Investing in social services. The U.S. spends less on economic and social supports for children and working- age adults than most other high-income countries, and the lack of adequate investment in this area likely contributes significantly to racial and ethnic inequities in health outcomes.48 Federal and state policymakers could expand economic support for lower-income families by implementing unemployment compensation and Earned Income Tax Credit and child tax credit programs, as well as childcare, food security, and targeted wealth-building programs.49 Additional investments in affordable housing, public transportation, early childhood development, and affordable higher education also could help reduce racial and ethnic health inequities.50
Conclusion
Racial and ethnic equity in health care should be a top priority of federal and state policymakers. A good start would be to identify policies and proposed legislation that impede progress toward health equity.
Given that structural racism has played a significant role in shaping those policies that have spawned widespread health inequities, leaders at the federal, state, and local levels should reexamine existing laws and regulations for their impact on people of color’s access to quality care.
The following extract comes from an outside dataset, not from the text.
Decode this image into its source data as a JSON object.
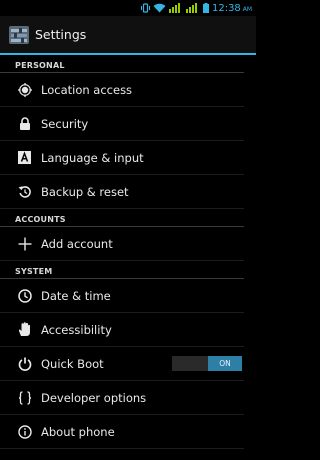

And new reforms to ensure good insurance coverage and timely access to primary and specialty care need to target communities across the United States that have long been ignored.
Equally important is the development and use of equity- focused measures to monitor the progress of efforts intended to advance health equity and to engender accountability for achieving desired outcomes. And systems are needed to track whether states, health systems, and health plans are reducing racial disparities in clinical outcomes, coverage, access to clinicians, and a host of other health-related gaps.
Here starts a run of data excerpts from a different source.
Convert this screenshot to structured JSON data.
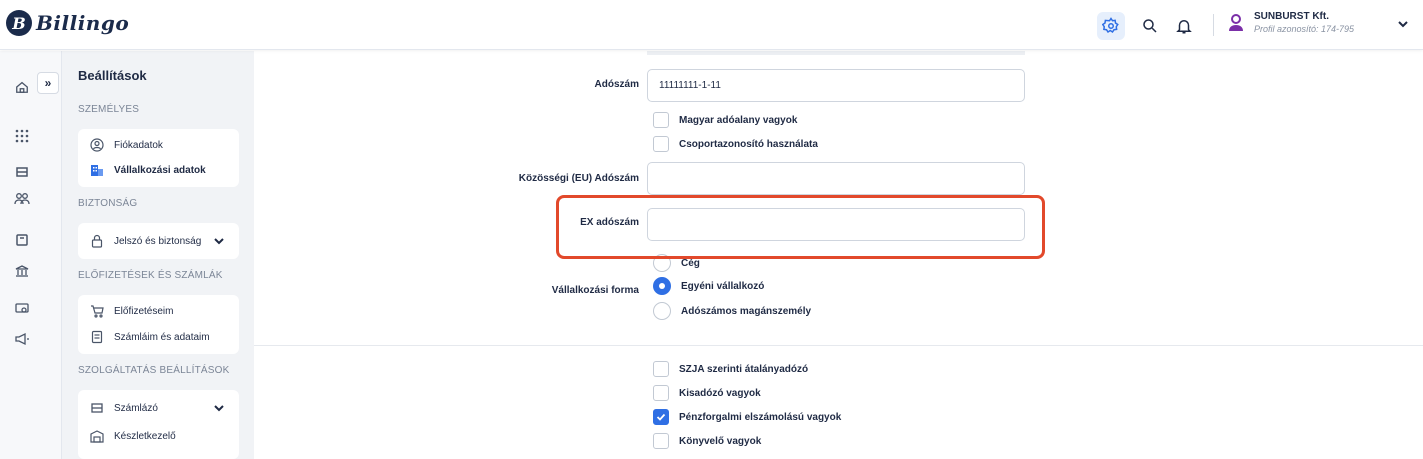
{
  "app": {
    "logo_text": "Billingo",
    "logo_letter": "B"
  },
  "topbar": {
    "profile_name": "SUNBURST Kft.",
    "profile_sub": "Profil azonosító: 174-795",
    "icons": [
      "settings-icon",
      "search-icon",
      "bell-icon",
      "user-icon",
      "chevron-down-icon"
    ]
  },
  "rail": {
    "expand_label": "»"
  },
  "nav": {
    "title": "Beállítások",
    "sections": {
      "personal": "SZEMÉLYES",
      "security": "BIZTONSÁG",
      "subscriptions": "ELŐFIZETÉSEK ÉS SZÁMLÁK",
      "services": "SZOLGÁLTATÁS BEÁLLÍTÁSOK"
    },
    "items": {
      "account": "Fiókadatok",
      "business": "Vállalkozási adatok",
      "password": "Jelszó és biztonság",
      "my_subscriptions": "Előfizetéseim",
      "invoices": "Számláim és adataim",
      "invoicer": "Számlázó",
      "inventory": "Készletkezelő"
    }
  },
  "form": {
    "tax_label": "Adószám",
    "tax_value": "11111111-1-11",
    "hu_taxpayer": "Magyar adóalany vagyok",
    "group_id": "Csoportazonosító használata",
    "eu_label": "Közösségi (EU) Adószám",
    "eu_value": "",
    "ex_label": "EX adószám",
    "ex_value": "",
    "business_form_label": "Vállalkozási forma",
    "business_forms": [
      "Cég",
      "Egyéni vállalkozó",
      "Adószámos magánszemély"
    ],
    "business_form_selected": "Egyéni vállalkozó",
    "options": [
      {
        "label": "SZJA szerinti átalányadózó",
        "checked": false
      },
      {
        "label": "Kisadózó vagyok",
        "checked": false
      },
      {
        "label": "Pénzforgalmi elszámolású vagyok",
        "checked": true
      },
      {
        "label": "Könyvelő vagyok",
        "checked": false
      }
    ]
  },
  "colors": {
    "accent": "#2f6fe4",
    "highlight": "#e2492b",
    "brand": "#1b2b4b"
  }
}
Too often in the U.S., race and ethnicity are correlated with access to health care, quality of care, health outcomes, and overall well-being. This is a legacy of structural, institutional, and individual racism that predated the country’s founding and that has persisted to the present day, in large part through federal and state policy. By pursuing new policies that center racial and ethnic equity, expand access to high-quality, affordable care, and bolster the primary care workforce, we as a nation can ensure that the health care system fulfills its mission to serve all Americans.